Soon we were headed west on Star Route 74. I held on as the donkey picked up speed.
A donkey’s gate is not the same as a horse. It is neither smooth nor rocking. Perhaps if they get up to top donkey speed it settles down into something comfortable, but we never got there. After a hundred yards at a bumpy donkey clip and nearly falling off more than once, I jumped off.
Remember, the chain to the donkey is around my waist. I soon became a donkey anchor, though I think he could have dragged me back to the farm where he had happily lived before. I stood my ground and he relented after a few yards of dragging me behind him.
I managed to turn him around and repeated the process of riding him back to where we had come from. He ran at his donkey pace back to my home and headed for a long row of trees. My father’s beloved goat stood in between.
Donkeys are clever things and there is a thought process that goes on in their walnut sized brain. I know what he was thinking as he put his head down and headed for the goat.
Goats are clever animals and much smarter than donkeys. The goat was not an easy target and simply took a sideways goat step and the donkey missed him by a yard.
However, trees do not move and he continued to head for them.
If any of you have ridden a young horse, you know that one of their favorite tricks is to get very close to a tree and have the tree do their dirty work for them and scrape you off as the horse passes innocently by. “Who me? I was simply following orders of my master,” is their credo. You can see it in their large, evil eye as you fall.

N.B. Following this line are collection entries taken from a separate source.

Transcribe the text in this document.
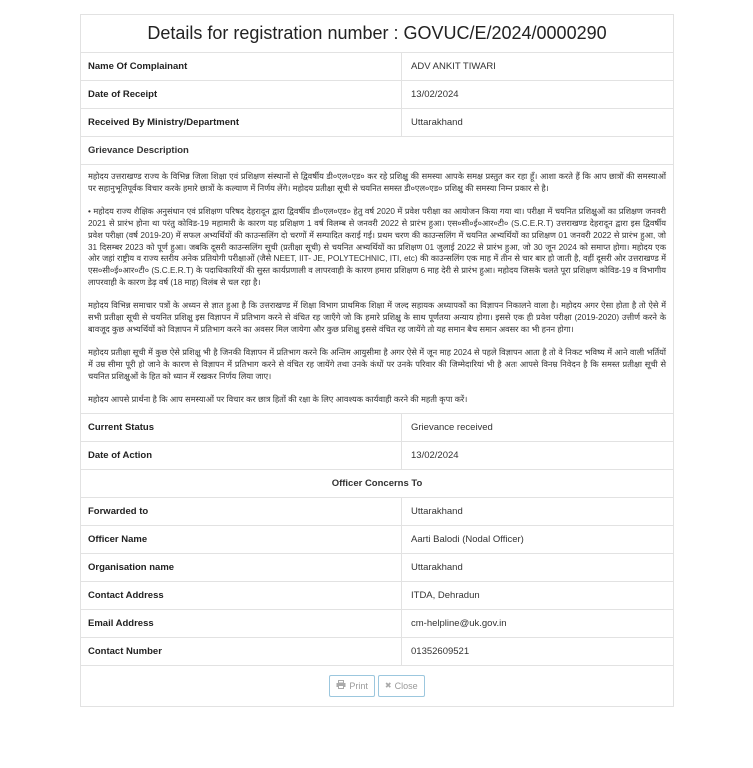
Details for registration number : GOVUC/E/2024/0000290
Name Of Complainant	ADV ANKIT TIWARI
Date of Receipt	13/02/2024
Received By Ministry/Department	Uttarakhand
Grievance Description

महोदय उत्तराखण्ड राज्य के विभिन्न जिला शिक्षा एवं प्रशिक्षण संस्थानों से द्विवर्षीय डी०एल०एड० कर रहे प्रशिक्षु की समस्या आपके समक्ष प्रस्तुत कर रहा हूँ। आशा करते हैं कि आप छात्रों की समस्याओं पर सहानुभूतिपूर्वक विचार करके हमारे छात्रों के कल्याण में निर्णय लेंगे। महोदय प्रतीक्षा सूची से चयनित समस्त डी०एल०एड० प्रशिक्षु की समस्या निम्न प्रकार से है।

• महोदय राज्य शैक्षिक अनुसंधान एवं प्रशिक्षण परिषद देहरादून द्वारा द्विवर्षीय डी०एल०एड० हेतु वर्ष 2020 में प्रवेश परीक्षा का आयोजन किया गया था। परीक्षा में चयनित प्रशिक्षुओं का प्रशिक्षण जनवरी 2021 से प्रारंभ होना था परंतु कोविड-19 महामारी के कारण यह प्रशिक्षण 1 वर्ष विलम्ब से जनवरी 2022 से प्रारंभ हुआ। एस०सी०ई०आर०टी० (S.C.E.R.T) उत्तराखण्ड देहरादून द्वारा इस द्विवर्षीय प्रवेश परीक्षा (वर्ष 2019-20) में सफल अभ्यर्थियों की काउन्सलिंग दो चरणों में सम्पादित कराई गई। प्रथम चरण की काउन्सलिंग में चयनित अभ्यर्थियों का प्रशिक्षण 01 जनवरी 2022 से प्रारंभ हुआ, जो 31 दिसम्बर 2023 को पूर्ण हुआ। जबकि दूसरी काउन्सलिंग सूची (प्रतीक्षा सूची) से चयनित अभ्यर्थियों का प्रशिक्षण 01 जुलाई 2022 से प्रारंभ हुआ, जो 30 जून 2024 को समाप्त होगा। महोदय एक ओर जहां राष्ट्रीय व राज्य स्तरीय अनेक प्रतियोगी परीक्षाओं (जैसे NEET, IIT- JE, POLYTECHNIC, ITI, etc) की काउन्सलिंग एक माह में तीन से चार बार हो जाती है, वहीं दूसरी ओर उत्तराखण्ड में एस०सी०ई०आर०टी० (S.C.E.R.T) के पदाधिकारियों की सुस्त कार्यप्रणाली व लापरवाही के कारण हमारा प्रशिक्षण 6 माह देरी से प्रारंभ हुआ। महोदय जिसके चलते पूरा प्रशिक्षण कोविड-19 व विभागीय लापरवाही के कारण डेढ़ वर्ष (18 माह) विलंब से चल रहा है।

महोदय विभिन्न समाचार पत्रों के अध्यन से ज्ञात हुआ है कि उत्तराखण्ड में शिक्षा विभाग प्राथमिक शिक्षा में जल्द सहायक अध्यापकों का विज्ञापन निकालने वाला है। महोदय अगर ऐसा होता है तो ऐसे में सभी प्रतीक्षा सूची से चयनित प्रशिक्षु इस विज्ञापन में प्रतिभाग करने से वंचित रह जाएँगे जो कि हमारे प्रशिक्षु के साथ पूर्णतया अन्याय होगा। इससे एक ही प्रवेश परीक्षा (2019-2020) उत्तीर्ण करने के बावजूद कुछ अभ्यर्थियों को विज्ञापन में प्रतिभाग करने का अवसर मिल जायेगा और कुछ प्रशिक्षु इससे वंचित रह जायेंगे तो यह समान बैच समान अवसर का भी हनन होगा।

महोदय प्रतीक्षा सूची में कुछ ऐसे प्रशिक्षु भी है जिनकी विज्ञापन में प्रतिभाग करने कि अन्तिम आयुसीमा है अगर ऐसे में जून माह 2024 से पहले विज्ञापन आता है तो वे निकट भविष्य में आने वाली भर्तियों में उम्र सीमा पूरी हो जाने के कारण से विज्ञापन में प्रतिभाग करने से वंचित रह जायेंगे तथा उनके कंधों पर उनके परिवार की जिम्मेदारियां भी है अतः आपसे विनम्र निवेदन है कि समस्त प्रतीक्षा सूची से चयनित प्रशिक्षुओं के हित को ध्यान में रखकर निर्णय लिया जाए।

महोदय आपसे प्रार्थना है कि आप समस्याओं पर विचार कर छात्र हितों की रक्षा के लिए आवश्यक कार्यवाही करने की महती कृपा करें।

Current Status	Grievance received
Date of Action	13/02/2024
Officer Concerns To
Forwarded to	Uttarakhand
Officer Name	Aarti Balodi (Nodal Officer)
Organisation name	Uttarakhand
Contact Address	ITDA, Dehradun
Email Address	cm-helpline@uk.gov.in
Contact Number	01352609521
Print ✖ Close
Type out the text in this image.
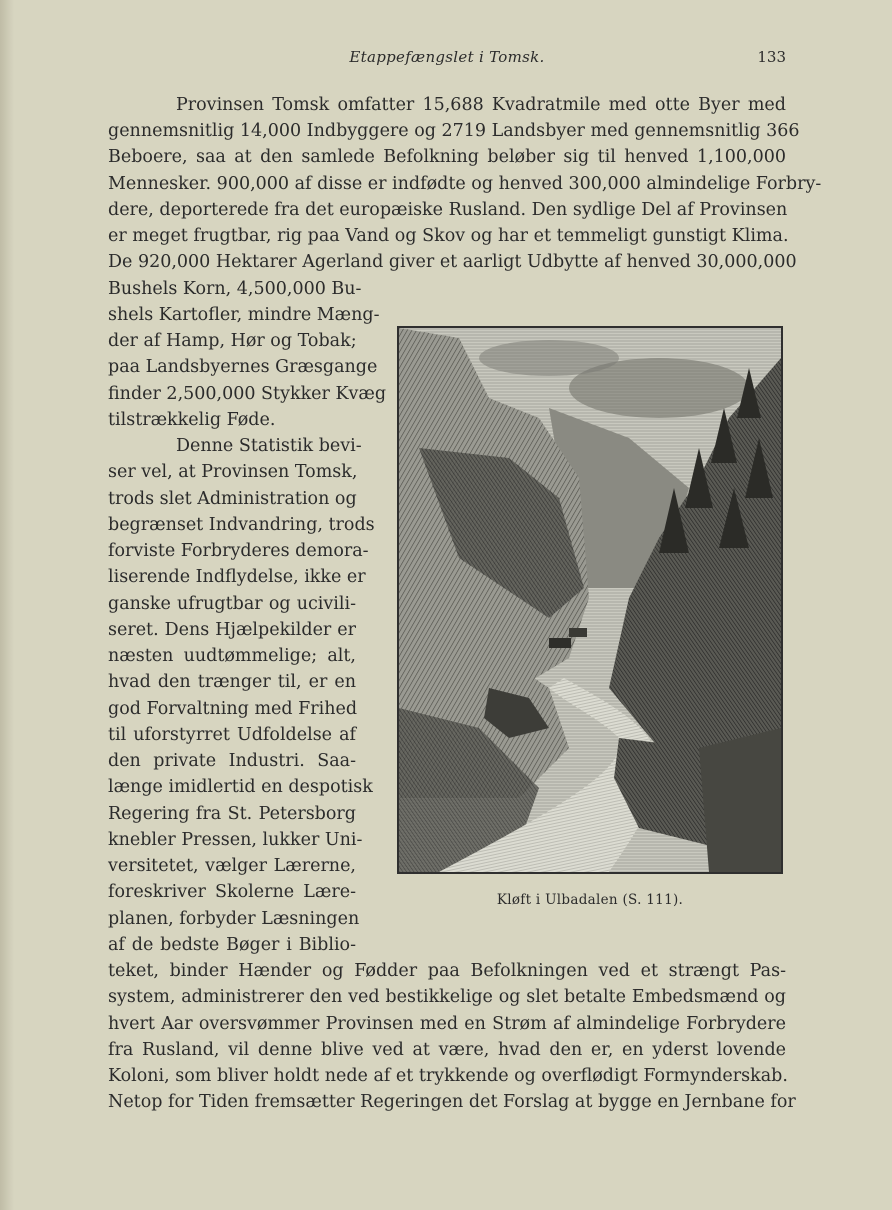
Etappefængslet i Tomsk.	133
Provinsen Tomsk omfatter 15,688 Kvadratmile med otte Byer med
gennemsnitlig 14,000 Indbyggere og 2719 Landsbyer med gennemsnitlig 366
Beboere, saa at den samlede Befolkning beløber sig til henved 1,100,000
Mennesker. 900,000 af disse er indfødte og henved 300,000 almindelige Forbry-
dere, deporterede fra det europæiske Rusland. Den sydlige Del af Provinsen
er meget frugtbar, rig paa Vand og Skov og har et temmeligt gunstigt Klima.
De 920,000 Hektarer Agerland giver et aarligt Udbytte af henved 30,000,000
Bushels Korn, 4,500,000 Bu-
shels Kartofler, mindre Mæng-
der af Hamp, Hør og Tobak;
paa Landsbyernes Græsgange
finder 2,500,000 Stykker Kvæg
tilstrækkelig Føde.
Denne Statistik bevi-
ser vel, at Provinsen Tomsk,
trods slet Administration og
begrænset Indvandring, trods
forviste Forbryderes demora-
liserende Indflydelse, ikke er
ganske ufrugtbar og ucivili-
seret. Dens Hjælpekilder er
næsten uudtømmelige; alt,
hvad den trænger til, er en
god Forvaltning med Frihed
til uforstyrret Udfoldelse af
den private Industri. Saa-
længe imidlertid en despotisk
Regering fra St. Petersborg
knebler Pressen, lukker Uni-
versitetet, vælger Lærerne,
foreskriver Skolerne Lære-
planen, forbyder Læsningen
af de bedste Bøger i Biblio-
teket, binder Hænder og Fødder paa Befolkningen ved et strængt Pas-
system, administrerer den ved bestikkelige og slet betalte Embedsmænd og
hvert Aar oversvømmer Provinsen med en Strøm af almindelige Forbrydere
fra Rusland, vil denne blive ved at være, hvad den er, en yderst lovende
Koloni, som bliver holdt nede af et trykkende og overflødigt Formynderskab.
Netop for Tiden fremsætter Regeringen det Forslag at bygge en Jernbane for
Kløft i Ulbadalen (S. 111).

My father must have heard something coming from the yard and appeared as I jumped off the donkey and made my escape unharmed. He was not pleased. We both had work to do and this donkey issue had not worked out to his liking or mine to be completely honest.
Perhaps a month had passed since I had purchased this crazed hulk of gas and ill temper and I was not sad to see him go.
My reality had not matched my dreams, which is too often the case in life. I was happy as we loaded him back into the truck for his ride home to the farm where we had purchased him.
As we pulled up to the farm, the farmer was leaning on is hoe in deep weeds. My father had called him I suppose. We off loaded the donkey and the farmer led him to the weeds along the road.
I got my seventeen dollars back but let the farmer keep the chain.